Bishops' Conference of France
- Abbreviation: CEF
- Predecessor: Assembly of Cardinals and Archbishops of France
- Formation: 1966; 60 years ago
- Type: Episcopal conference
- Purpose: To support the ministry of bishops
- Headquarters: Paris, France
- Coordinates: 48°50′57″N 2°18′41″E﻿ / ﻿48.8493°N 2.31136°E
- Region served: France
- President: Cardinal Jean-Marc Aveline
- Main organ: Conference
- Website: cef.fr (in French)

= Bishops' Conference of France =

Assembly of Catholic bishops

The Bishops' Conference of France (Conférence des évêques de France) (CEF) is the national episcopal conference of the bishops of the Catholic Church in France.

==Presidents==

Presidents of the Assembly of Cardinals and Archbishops of France (1945–1966):

Presidents of the conference:
- 2019 – 2025: Éric de Moulins-Beaufort, Archbishop of Reims
- 2025 – present : Jean-Marc Aveline, Archbishop of Marseille
==Sex abuse==

On November 9, 2019, the large majority of the 120 Bishops who are members of Conference of French Bishops approved a resolution agreeing that every French Catholic Bishop would pay compensation for abuse which took place in the French Catholic Church. The size of the payouts was later determined in April 2020.

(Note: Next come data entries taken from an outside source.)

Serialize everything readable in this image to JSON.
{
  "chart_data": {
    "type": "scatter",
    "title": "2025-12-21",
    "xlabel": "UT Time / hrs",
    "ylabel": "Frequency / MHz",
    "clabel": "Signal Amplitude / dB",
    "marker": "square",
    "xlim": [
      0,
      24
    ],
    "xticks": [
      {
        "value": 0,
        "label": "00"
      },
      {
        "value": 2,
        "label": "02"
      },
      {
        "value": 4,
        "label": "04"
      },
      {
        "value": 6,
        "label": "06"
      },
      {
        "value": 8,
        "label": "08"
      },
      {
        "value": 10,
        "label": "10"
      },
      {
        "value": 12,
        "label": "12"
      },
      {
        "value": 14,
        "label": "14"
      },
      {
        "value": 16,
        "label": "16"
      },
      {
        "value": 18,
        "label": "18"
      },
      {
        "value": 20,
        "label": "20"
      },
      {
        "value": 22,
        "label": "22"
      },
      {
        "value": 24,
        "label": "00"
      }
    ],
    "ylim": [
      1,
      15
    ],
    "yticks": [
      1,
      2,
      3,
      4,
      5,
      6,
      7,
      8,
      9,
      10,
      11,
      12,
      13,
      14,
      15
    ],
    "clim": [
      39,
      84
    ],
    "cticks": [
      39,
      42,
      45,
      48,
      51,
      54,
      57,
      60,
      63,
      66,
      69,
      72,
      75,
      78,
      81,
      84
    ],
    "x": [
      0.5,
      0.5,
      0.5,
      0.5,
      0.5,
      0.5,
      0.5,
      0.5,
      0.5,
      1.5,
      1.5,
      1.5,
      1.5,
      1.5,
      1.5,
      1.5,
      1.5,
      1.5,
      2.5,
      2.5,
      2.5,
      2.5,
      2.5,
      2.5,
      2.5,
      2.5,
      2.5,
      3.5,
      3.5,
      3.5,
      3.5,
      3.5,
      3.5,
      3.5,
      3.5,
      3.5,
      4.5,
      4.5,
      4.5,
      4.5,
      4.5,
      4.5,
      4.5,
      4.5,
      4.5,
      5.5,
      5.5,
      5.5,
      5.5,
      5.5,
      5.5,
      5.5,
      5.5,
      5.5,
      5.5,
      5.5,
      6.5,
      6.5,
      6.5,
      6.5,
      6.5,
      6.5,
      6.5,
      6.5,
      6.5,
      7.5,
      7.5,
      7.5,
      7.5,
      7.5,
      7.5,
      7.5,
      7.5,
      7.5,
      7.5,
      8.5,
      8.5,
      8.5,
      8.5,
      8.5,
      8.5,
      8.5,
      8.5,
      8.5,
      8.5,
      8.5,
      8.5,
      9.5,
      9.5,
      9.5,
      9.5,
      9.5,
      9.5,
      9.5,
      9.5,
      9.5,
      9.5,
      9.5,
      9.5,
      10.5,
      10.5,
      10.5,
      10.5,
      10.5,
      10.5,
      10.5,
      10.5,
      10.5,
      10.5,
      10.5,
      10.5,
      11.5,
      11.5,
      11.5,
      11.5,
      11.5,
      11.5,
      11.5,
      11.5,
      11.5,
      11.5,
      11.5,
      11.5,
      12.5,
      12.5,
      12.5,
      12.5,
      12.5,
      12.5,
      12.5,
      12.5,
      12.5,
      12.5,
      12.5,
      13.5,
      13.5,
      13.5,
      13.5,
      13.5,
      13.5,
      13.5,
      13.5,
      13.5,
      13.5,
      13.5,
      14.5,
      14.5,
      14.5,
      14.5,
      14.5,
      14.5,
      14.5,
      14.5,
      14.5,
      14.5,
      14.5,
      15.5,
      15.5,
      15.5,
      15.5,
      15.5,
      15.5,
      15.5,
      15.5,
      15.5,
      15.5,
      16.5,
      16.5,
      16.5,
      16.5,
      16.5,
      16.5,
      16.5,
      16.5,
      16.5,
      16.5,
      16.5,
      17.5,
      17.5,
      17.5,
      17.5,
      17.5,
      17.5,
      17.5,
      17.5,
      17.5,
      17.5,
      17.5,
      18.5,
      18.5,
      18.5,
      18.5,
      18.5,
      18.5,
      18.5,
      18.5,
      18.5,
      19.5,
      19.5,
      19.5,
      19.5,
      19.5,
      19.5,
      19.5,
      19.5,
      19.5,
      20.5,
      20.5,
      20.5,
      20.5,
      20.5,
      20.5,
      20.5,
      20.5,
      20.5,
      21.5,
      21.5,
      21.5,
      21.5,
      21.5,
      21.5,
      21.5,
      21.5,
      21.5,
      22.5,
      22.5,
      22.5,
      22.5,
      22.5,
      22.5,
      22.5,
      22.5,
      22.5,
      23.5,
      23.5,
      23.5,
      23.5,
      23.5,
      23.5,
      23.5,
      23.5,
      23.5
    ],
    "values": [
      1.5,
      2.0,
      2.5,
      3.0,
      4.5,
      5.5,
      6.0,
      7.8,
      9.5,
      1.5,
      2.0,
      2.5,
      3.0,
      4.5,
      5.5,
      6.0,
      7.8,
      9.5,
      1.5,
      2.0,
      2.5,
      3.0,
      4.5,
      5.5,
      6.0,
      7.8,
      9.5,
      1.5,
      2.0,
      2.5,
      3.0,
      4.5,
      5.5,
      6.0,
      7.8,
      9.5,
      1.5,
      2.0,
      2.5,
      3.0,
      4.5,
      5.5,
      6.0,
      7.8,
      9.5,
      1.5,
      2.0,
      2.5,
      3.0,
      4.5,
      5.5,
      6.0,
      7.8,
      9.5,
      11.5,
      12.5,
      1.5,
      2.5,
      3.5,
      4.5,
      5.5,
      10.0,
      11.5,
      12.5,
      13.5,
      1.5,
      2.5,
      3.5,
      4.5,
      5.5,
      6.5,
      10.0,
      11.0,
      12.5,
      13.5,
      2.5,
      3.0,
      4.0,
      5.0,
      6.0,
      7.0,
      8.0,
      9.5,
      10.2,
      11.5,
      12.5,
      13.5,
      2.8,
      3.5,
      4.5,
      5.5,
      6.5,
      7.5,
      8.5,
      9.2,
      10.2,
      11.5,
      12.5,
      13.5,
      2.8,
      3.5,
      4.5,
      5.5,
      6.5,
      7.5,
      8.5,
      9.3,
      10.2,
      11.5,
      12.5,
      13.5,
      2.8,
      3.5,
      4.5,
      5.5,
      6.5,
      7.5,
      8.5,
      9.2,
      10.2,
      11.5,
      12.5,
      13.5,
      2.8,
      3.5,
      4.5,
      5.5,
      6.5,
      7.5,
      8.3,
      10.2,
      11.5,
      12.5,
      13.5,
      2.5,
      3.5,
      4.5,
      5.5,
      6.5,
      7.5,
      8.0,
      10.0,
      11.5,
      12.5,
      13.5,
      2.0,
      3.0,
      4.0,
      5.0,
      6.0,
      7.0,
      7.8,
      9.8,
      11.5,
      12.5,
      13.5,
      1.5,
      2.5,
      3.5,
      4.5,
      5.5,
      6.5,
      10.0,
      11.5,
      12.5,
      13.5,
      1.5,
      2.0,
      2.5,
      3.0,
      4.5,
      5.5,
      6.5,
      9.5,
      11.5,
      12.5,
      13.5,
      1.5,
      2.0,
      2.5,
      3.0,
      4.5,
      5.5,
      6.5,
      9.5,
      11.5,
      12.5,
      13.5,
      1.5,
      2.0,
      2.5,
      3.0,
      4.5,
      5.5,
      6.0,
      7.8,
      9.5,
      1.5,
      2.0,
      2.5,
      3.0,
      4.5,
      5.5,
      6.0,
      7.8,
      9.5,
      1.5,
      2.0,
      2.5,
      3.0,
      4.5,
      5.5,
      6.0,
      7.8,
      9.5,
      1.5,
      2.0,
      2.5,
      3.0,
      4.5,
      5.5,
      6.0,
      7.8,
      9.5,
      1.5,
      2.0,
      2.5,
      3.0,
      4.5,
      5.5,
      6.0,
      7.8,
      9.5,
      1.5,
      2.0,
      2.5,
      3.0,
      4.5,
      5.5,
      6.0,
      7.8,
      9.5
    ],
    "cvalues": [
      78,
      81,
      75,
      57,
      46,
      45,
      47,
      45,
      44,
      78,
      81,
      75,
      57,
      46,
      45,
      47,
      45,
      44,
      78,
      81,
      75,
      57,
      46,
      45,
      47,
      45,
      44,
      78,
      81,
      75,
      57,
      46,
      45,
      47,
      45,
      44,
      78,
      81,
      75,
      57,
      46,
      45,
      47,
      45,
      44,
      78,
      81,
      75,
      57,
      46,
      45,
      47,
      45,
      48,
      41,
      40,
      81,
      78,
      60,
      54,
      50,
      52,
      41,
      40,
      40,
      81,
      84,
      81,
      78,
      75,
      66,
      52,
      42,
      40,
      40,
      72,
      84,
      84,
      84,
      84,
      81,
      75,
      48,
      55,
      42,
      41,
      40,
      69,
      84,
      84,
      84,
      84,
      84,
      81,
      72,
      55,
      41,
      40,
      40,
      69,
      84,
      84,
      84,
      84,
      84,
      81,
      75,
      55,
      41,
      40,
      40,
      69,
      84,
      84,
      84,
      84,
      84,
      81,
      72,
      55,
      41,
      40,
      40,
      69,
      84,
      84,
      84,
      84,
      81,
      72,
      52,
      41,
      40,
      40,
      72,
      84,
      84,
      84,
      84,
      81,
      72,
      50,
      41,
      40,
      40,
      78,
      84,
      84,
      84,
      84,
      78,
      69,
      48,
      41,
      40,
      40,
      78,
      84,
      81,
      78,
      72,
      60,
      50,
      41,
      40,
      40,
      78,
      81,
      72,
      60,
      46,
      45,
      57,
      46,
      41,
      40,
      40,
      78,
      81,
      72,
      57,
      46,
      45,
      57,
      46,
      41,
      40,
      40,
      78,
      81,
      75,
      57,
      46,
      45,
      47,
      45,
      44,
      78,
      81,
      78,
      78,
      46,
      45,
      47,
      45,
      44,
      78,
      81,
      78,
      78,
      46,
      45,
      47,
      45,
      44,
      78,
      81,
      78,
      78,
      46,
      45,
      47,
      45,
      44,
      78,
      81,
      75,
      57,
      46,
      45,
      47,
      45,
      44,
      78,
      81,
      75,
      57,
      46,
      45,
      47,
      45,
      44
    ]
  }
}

In June 2019 the bishops set up the Independent Commission on Sexual Abuse in the Church (Commission indépendante sur les abus sexuels dans l'Église, abbreviated CIASE. It was led by the former civil servant Jean-Marc Sauvé. In 2019, the commission stated that 3,000 children in France were sexually abused by Catholic clergy and officials since 1950 and that there was an average of 40 victims per year. In its final report, published on 5 October 2021, the commission concluded that in fact, around 216,000 children had been abused by clergy during this time. When including sexual abuse committed by lay members of the church, such as teachers at Catholic schools, they estimated 330,000 child victims.

After the publication, the archbishop of Reims, Éric de Moulins-Beaufort claimed that Catholic priests were not obliged to report sex abuse confessed to them under confessional secrecy. However, French law states that anyone aware of a sexual crime against a minor must report it to the authorities. Otherwise, they risk heavy fines and imprisonment. French president Emmanuel Macron therefore summoned the archbishop to the ministry of the interior, where interior minister Gérald Darmarin received the cleric "to make sure that things are clear”.